A Sahiwal anti-terrorism court had sentenced him to 10 years in jail in 2018.
He was leading a military farms’ peasants movement to win ownership rights since 2001. This was probably the first major mass movement against retired Gen Musharraf as their villages, 19 in all, were besieged by the military farms administration. The women peasants were at the forefront of the movement.
It had erupted when the administration proposed to bring in a contracting system with the peasants and the farmers refused to share their harvest with the administration. The peasants’ leaders, including Mehr Sattar, were booked in dozens of cases that included extortion, treason, terrorism, possessing illegal arms and attacking police.
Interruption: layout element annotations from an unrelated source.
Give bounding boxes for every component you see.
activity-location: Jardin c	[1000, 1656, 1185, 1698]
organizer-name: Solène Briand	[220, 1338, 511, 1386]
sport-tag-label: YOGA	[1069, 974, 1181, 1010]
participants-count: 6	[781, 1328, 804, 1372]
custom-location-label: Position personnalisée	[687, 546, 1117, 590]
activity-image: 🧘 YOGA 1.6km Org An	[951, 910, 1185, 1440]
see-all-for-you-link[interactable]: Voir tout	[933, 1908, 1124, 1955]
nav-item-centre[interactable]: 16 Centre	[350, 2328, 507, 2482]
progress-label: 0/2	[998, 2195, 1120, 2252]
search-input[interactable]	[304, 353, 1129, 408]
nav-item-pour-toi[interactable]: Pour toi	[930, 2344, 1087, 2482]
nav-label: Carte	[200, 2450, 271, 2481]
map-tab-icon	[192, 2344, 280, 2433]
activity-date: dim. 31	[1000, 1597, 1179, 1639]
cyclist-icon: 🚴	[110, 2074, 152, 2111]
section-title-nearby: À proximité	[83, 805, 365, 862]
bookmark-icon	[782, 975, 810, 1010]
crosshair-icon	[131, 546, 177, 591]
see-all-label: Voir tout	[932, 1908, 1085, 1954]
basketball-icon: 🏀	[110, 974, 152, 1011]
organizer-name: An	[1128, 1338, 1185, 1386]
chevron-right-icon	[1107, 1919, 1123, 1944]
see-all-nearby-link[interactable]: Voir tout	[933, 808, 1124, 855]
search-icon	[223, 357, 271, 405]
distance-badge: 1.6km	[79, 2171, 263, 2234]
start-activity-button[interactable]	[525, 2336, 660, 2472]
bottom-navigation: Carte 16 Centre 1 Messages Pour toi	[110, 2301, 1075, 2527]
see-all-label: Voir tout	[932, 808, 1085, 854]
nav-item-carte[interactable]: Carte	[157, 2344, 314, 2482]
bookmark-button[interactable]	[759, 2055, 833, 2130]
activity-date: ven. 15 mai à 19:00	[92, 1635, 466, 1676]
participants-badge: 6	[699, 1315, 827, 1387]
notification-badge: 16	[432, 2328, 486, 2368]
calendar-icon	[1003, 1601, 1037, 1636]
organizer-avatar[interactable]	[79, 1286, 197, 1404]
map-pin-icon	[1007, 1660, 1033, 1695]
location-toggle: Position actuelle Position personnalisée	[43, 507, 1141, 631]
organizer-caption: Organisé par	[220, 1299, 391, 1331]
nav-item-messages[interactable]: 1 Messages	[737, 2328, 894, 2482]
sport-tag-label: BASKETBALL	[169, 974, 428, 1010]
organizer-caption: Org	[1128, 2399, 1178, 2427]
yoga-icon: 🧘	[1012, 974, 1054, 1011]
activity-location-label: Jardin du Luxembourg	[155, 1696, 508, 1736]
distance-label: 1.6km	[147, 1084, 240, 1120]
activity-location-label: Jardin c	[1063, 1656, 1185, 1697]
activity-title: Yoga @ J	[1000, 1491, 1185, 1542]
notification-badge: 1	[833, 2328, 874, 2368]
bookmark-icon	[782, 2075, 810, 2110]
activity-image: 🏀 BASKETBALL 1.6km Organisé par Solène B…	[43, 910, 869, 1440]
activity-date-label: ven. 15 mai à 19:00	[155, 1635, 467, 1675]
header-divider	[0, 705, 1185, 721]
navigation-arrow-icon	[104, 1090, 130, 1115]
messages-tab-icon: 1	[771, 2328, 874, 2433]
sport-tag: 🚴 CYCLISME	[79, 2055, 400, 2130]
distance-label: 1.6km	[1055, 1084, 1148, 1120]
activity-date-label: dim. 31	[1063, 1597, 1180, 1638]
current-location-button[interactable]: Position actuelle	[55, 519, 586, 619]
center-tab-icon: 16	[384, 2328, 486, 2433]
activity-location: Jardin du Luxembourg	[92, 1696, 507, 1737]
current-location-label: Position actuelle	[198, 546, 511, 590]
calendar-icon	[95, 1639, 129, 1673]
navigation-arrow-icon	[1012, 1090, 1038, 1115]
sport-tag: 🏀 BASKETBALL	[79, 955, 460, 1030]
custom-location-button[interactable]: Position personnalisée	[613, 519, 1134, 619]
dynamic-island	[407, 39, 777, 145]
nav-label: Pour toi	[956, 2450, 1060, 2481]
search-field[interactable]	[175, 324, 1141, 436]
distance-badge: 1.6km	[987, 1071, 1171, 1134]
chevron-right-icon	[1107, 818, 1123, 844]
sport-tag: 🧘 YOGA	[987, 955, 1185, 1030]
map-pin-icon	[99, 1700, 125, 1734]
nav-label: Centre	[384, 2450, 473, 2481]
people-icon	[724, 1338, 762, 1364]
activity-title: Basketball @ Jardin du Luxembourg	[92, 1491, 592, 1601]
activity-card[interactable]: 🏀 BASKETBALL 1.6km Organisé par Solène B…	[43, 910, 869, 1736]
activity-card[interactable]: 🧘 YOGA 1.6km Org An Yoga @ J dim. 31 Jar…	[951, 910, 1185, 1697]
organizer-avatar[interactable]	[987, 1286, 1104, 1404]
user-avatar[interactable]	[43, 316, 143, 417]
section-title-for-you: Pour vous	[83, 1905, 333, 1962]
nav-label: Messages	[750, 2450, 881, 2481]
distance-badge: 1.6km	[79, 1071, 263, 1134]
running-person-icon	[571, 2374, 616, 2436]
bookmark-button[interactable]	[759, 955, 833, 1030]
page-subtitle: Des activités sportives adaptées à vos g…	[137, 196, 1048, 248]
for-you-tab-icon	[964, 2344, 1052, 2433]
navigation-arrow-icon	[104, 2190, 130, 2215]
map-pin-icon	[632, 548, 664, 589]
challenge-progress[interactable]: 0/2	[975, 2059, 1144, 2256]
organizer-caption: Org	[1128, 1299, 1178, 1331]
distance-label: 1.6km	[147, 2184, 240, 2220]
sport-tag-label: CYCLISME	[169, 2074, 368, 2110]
Senior lawyers like Asma Jahangir, Zahid Bukhari, Azam Nazir Tarar, Abid Saqi, Farooq Ahmad Bajwa and Azar Latif Khan represented Sattar at various stages in cases of murder, attempted murder, extortion, illegal gatherings and others.
His release was strongly demanded by national as well as international human rights organisations. A team of the National Commission for Human Rights, Pakistan’s apex body, had visited Okara after his arrest and in a subsequent report explicitly denied the allegations against him and suggested that all farmer leaders should be released and the dispute between them and the farm administration resolved through dialogue.
In one of the 36 cases registered against Sattar between 2001 and 2016, he was accused of firing at a police constable during a road blockade. The constable had been slightly injured in some encounter. His medical certificate had been found to be presented in several other cases too.
The prosecutor could not satisfy the Lahore High Court when the judge hearing the case remarked that if Sattar fired from a distance of seven feet, the bullet should have pierced through the constable instead of causing a minor injury. The judge then accepted Sattar’s appeal against the sentence.